Summer Olympics appearances (overview)
- 1964; 1968; 1972; 1976; 1980; 1984; 1988; 1992; 1996; 2000; 2004; 2008; 2012; 2016; 2020; 2024;

= Tanzania at the 2004 Summer Olympics =

Tanzania was represented at the 2004 Summer Olympics in Athens, Greece by the Tanzania Olympic Committee.

In total, eight athletes including six men and two women represented Tanzania in one sport: athletics.

==Background==
Tanganyika was represented at the 1964 Summer Olympics in Tokyo, Japan by what would become the Tanzania Olympic Committee. After the unification of Tanganyika and Zanzibar to form the United Republic of Tanzania, the country made its debut at the 1968 Summer Olympics in Mexico City, Mexico. They have appeared at every games since except the 1976 Summer Olympics in Montreal, Quebec, Canada after they took part in the African boycott. The 2004 Summer Olympics in Athens, Greece marked Tanzania's ninth appearance at the Summer Olympics. Prior to 2004, they had only won two medals – both silver – at the 1980 Summer Olympics in Moscow, Russian Soviet Federative Socialist Republic, Soviet Union.

==Competitors==
In total, eight athletes represented Tanzania at the 2004 Summer Olympics in Athens, Greece in one sport.

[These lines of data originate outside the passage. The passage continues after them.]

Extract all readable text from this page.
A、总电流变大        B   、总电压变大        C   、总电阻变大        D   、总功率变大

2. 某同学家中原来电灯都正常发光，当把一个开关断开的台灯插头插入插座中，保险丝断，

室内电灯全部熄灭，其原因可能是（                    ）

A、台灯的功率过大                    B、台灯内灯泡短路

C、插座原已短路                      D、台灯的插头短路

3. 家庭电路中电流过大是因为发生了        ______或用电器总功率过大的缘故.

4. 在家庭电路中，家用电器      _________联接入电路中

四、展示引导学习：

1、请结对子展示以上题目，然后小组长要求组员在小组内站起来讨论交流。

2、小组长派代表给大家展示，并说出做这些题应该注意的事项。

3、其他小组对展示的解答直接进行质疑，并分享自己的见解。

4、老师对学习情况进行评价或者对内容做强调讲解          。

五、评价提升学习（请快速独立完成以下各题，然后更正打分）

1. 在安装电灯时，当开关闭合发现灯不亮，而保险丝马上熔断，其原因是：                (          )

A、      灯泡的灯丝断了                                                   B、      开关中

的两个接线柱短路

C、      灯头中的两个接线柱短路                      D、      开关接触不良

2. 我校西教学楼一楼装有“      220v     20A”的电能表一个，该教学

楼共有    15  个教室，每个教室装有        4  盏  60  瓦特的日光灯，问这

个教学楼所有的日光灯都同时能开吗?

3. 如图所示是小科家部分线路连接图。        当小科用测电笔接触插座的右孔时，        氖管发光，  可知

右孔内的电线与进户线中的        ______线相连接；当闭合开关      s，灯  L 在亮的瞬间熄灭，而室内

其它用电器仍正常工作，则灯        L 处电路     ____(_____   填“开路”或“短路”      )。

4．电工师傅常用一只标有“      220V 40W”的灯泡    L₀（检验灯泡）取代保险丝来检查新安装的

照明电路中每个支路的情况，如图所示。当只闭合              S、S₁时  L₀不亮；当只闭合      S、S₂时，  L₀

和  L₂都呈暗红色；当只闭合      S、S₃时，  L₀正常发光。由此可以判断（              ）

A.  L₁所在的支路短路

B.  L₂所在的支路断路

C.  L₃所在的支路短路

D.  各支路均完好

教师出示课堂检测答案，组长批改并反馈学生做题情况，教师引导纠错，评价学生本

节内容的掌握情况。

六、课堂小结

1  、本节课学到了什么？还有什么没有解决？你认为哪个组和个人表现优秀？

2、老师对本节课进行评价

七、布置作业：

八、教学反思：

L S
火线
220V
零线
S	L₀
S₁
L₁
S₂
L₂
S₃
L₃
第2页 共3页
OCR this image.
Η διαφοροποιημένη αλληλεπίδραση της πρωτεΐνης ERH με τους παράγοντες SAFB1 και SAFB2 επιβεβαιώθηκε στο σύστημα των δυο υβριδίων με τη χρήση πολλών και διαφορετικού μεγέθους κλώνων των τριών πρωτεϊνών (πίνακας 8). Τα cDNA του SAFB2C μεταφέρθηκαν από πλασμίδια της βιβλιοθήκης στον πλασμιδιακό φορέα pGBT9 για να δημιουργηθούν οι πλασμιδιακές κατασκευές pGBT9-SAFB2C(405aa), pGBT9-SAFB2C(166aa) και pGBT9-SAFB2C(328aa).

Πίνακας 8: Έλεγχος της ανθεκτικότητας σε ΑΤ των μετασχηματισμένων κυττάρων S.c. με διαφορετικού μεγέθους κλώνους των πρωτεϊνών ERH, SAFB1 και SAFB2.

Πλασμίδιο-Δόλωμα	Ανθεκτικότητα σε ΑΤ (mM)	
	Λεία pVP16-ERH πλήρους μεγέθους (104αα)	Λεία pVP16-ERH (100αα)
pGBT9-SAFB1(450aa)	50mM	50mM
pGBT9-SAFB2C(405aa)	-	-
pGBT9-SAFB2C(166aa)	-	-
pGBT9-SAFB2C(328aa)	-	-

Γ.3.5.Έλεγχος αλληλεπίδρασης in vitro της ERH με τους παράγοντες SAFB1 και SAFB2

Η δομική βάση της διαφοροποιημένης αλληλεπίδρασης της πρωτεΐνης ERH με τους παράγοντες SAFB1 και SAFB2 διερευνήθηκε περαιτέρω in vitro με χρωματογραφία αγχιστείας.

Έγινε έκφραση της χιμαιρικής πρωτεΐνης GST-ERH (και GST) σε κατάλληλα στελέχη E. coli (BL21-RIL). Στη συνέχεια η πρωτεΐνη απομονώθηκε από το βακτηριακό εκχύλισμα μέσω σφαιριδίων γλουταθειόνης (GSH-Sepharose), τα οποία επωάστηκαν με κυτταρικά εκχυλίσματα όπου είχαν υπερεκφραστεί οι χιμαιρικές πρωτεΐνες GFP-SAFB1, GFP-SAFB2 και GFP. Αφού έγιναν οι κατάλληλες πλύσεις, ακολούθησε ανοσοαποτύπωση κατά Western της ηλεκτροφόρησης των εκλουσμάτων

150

| Sport | Men | Women | Total |
|---|---|---|---|
| Athletics | 6 | 2 | 8 |
| Total | 6 | 2 | 8 |

==Athletics==

In total, eight Tanzanian athletes participated in the athletics events – Samwel Mwera in the 800 m and the 1,500 m, Fabiano Joseph Naasi in the men's 5,000 m and the men's 10,000 m, Restituta Joseph in the women's 5,000 m, John Yuda Msuri in the men's 10,000 m, Zebedayo Bayo, Samson Ramadhani and John Nada Saya in the men's marathon and Banuelia Mrashani in the women's marathon.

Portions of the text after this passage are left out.